Christian Wulff. Quelle: dpa Picture-Alliance

In einer Nebenstraße unweit des Shanghaier Finanzdistrikts ist Christian Wulff noch immer Präsident. Nicht mehr von Deutschland, natürlich. Aber immerhin von einer Nichtregierungsorganisation, die im 18. Stock eines verglasten Hochhauses residiert. Global Alliance of SMEs (Gasme), heißt sie, in ihrem Büro werkelt rund ein Dutzend einheimische Mitarbeiter unter flackerndem Neonlicht, in den Regalen stehen Auszeichnungen der chinesischen Regierung.

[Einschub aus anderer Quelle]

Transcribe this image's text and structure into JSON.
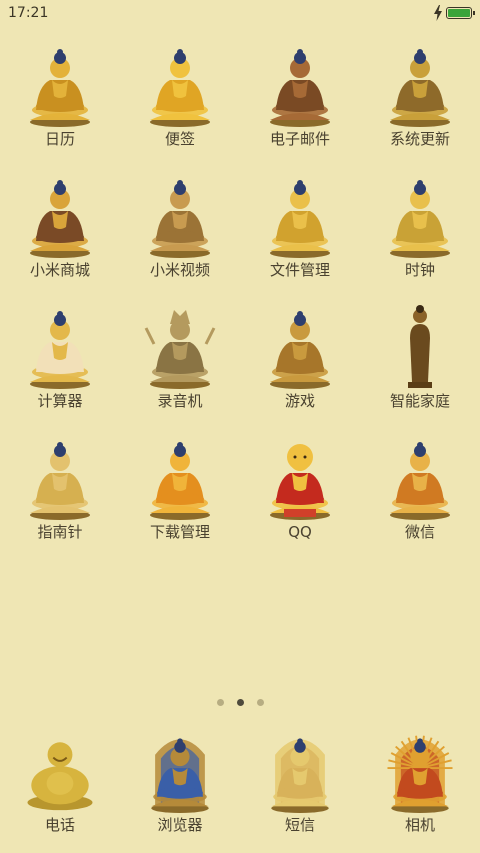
{
  "status_bar": {
    "time": "17:21",
    "battery_level": 1.0,
    "charging": true,
    "battery_color": "#3aa43a"
  },
  "home_apps": [
    {
      "label": "日历",
      "icon": "buddha-statue-icon",
      "tone": "#E3B23A",
      "robe": "#C99020"
    },
    {
      "label": "便签",
      "icon": "buddha-statue-icon",
      "tone": "#F0C23E",
      "robe": "#E0A524"
    },
    {
      "label": "电子邮件",
      "icon": "buddha-statue-icon",
      "tone": "#A66A36",
      "robe": "#7A4A24"
    },
    {
      "label": "系统更新",
      "icon": "buddha-statue-icon",
      "tone": "#C9A03A",
      "robe": "#8E6A2A"
    },
    {
      "label": "小米商城",
      "icon": "buddha-statue-icon",
      "tone": "#D9A43A",
      "robe": "#7A4A26"
    },
    {
      "label": "小米视频",
      "icon": "buddha-statue-icon",
      "tone": "#C89B50",
      "robe": "#9B7336"
    },
    {
      "label": "文件管理",
      "icon": "buddha-statue-icon",
      "tone": "#EAC04A",
      "robe": "#D1A22E"
    },
    {
      "label": "时钟",
      "icon": "buddha-statue-icon",
      "tone": "#E8C04C",
      "robe": "#C9A236"
    },
    {
      "label": "计算器",
      "icon": "buddha-statue-icon",
      "tone": "#E3B84A",
      "robe": "#F2E0B8"
    },
    {
      "label": "录音机",
      "icon": "bodhisattva-statue-icon",
      "tone": "#B49A5E",
      "robe": "#8A7444"
    },
    {
      "label": "游戏",
      "icon": "buddha-statue-icon",
      "tone": "#C99A3E",
      "robe": "#A7762A"
    },
    {
      "label": "智能家庭",
      "icon": "standing-buddha-icon",
      "tone": "#8A6228",
      "robe": "#6A4A1E"
    },
    {
      "label": "指南针",
      "icon": "buddha-statue-icon",
      "tone": "#E3C26E",
      "robe": "#D6B050"
    },
    {
      "label": "下载管理",
      "icon": "buddha-statue-icon",
      "tone": "#F0B43A",
      "robe": "#E48F1E"
    },
    {
      "label": "QQ",
      "icon": "bald-monk-statue-icon",
      "tone": "#F0C040",
      "robe": "#C42A1E"
    },
    {
      "label": "微信",
      "icon": "buddha-statue-icon",
      "tone": "#E8B248",
      "robe": "#D07A22"
    }
  ],
  "page_indicator": {
    "count": 3,
    "active": 1
  },
  "dock_apps": [
    {
      "label": "电话",
      "icon": "laughing-buddha-icon",
      "tone": "#D7B43E",
      "robe": "#E0C04C"
    },
    {
      "label": "浏览器",
      "icon": "shrine-statue-icon",
      "tone": "#B58A3A",
      "robe": "#3A5FA8"
    },
    {
      "label": "短信",
      "icon": "shrine-statue-icon",
      "tone": "#E5C96E",
      "robe": "#D8B25A"
    },
    {
      "label": "相机",
      "icon": "thousand-arm-guanyin-icon",
      "tone": "#E0A030",
      "robe": "#C24A1E"
    }
  ]
}
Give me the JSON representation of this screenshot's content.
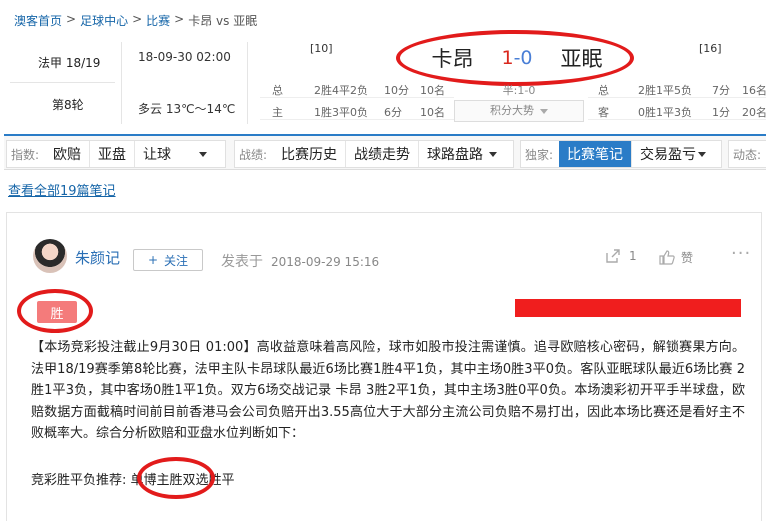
{
  "breadcrumb": {
    "items": [
      "澳客首页",
      "足球中心",
      "比赛"
    ],
    "sep": ">",
    "current": "卡昂 vs 亚眠"
  },
  "match": {
    "league": "法甲 18/19",
    "round": "第8轮",
    "datetime": "18-09-30 02:00",
    "weather": "多云  13℃～14℃",
    "home_rank": "[10]",
    "away_rank": "[16]",
    "home": "卡昂",
    "away": "亚眠",
    "home_score": "1",
    "score_sep": "-",
    "away_score": "0",
    "home_stats": [
      {
        "label": "总",
        "record": "2胜4平2负",
        "goals": "10分",
        "pos": "10名"
      },
      {
        "label": "主",
        "record": "1胜3平0负",
        "goals": "6分",
        "pos": "10名"
      }
    ],
    "away_stats": [
      {
        "label": "总",
        "record": "2胜1平5负",
        "goals": "7分",
        "pos": "16名"
      },
      {
        "label": "客",
        "record": "0胜1平3负",
        "goals": "1分",
        "pos": "20名"
      }
    ],
    "half_score": "半:1-0",
    "points_trend": "积分大势"
  },
  "nav": {
    "index_label": "指数:",
    "index_items": [
      "欧赔",
      "亚盘",
      "让球"
    ],
    "record_label": "战绩:",
    "record_items": [
      "比赛历史",
      "战绩走势",
      "球路盘路"
    ],
    "exclusive_label": "独家:",
    "exclusive_items": [
      "比赛笔记",
      "交易盈亏"
    ],
    "dynamic_label": "动态:"
  },
  "all_notes_link": "查看全部19篇笔记",
  "note": {
    "author": "朱颜记",
    "follow": "关注",
    "follow_plus": "+",
    "posted_label": "发表于",
    "posted_time": "2018-09-29 15:16",
    "share_count": "1",
    "like_label": "赞",
    "more": "···",
    "result_badge": "胜",
    "body": "【本场竞彩投注截止9月30日 01:00】高收益意味着高风险，球市如股市投注需谨慎。追寻欧赔核心密码，解锁赛果方向。法甲18/19赛季第8轮比赛，法甲主队卡昂球队最近6场比赛1胜4平1负，其中主场0胜3平0负。客队亚眠球队最近6场比赛 2胜1平3负，其中客场0胜1平1负。双方6场交战记录 卡昂 3胜2平1负，其中主场3胜0平0负。本场澳彩初开平手半球盘，欧赔数据方面截稿时间前目前香港马会公司负赔开出3.55高位大于大部分主流公司负赔不易打出，因此本场比赛还是看好主不败概率大。综合分析欧赔和亚盘水位判断如下：",
    "rec_label": "竞彩胜平负推荐:",
    "rec_pick": "单博主胜",
    "rec_alt": "双选胜平"
  },
  "colors": {
    "link": "#1565a8",
    "accent": "#2a7cc7",
    "highlight_ellipse": "#e21b1b",
    "win_badge": "#f47b7b",
    "home_score": "#d9281e",
    "away_score": "#4a7fd6"
  }
}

Und an ihrer Spitze steht: Wulff, bis 2012 Bundespräsident der Bundesrepublik Deutschland, seit seinem erzwungenen Rücktritt der jüngste Altbundespräsident aller Zeiten, auf der Suche nach einer (Lebens)aufgabe.

Hat Wulff die nun in China gefunden? Jedenfalls hat es ihn an die Gasme-Spitze verschlagen. Die Organisation wurde 2009 von der Lobbyorganisation US-China Exchange Association in den USA gegründet und setzt sich offiziell für mittelständische Unternehmen weltweit ein. Die Hauptgeschäftsstelle sitzt aber nicht in den Vereinigten Staaten, sondern im Osten von Shanghai.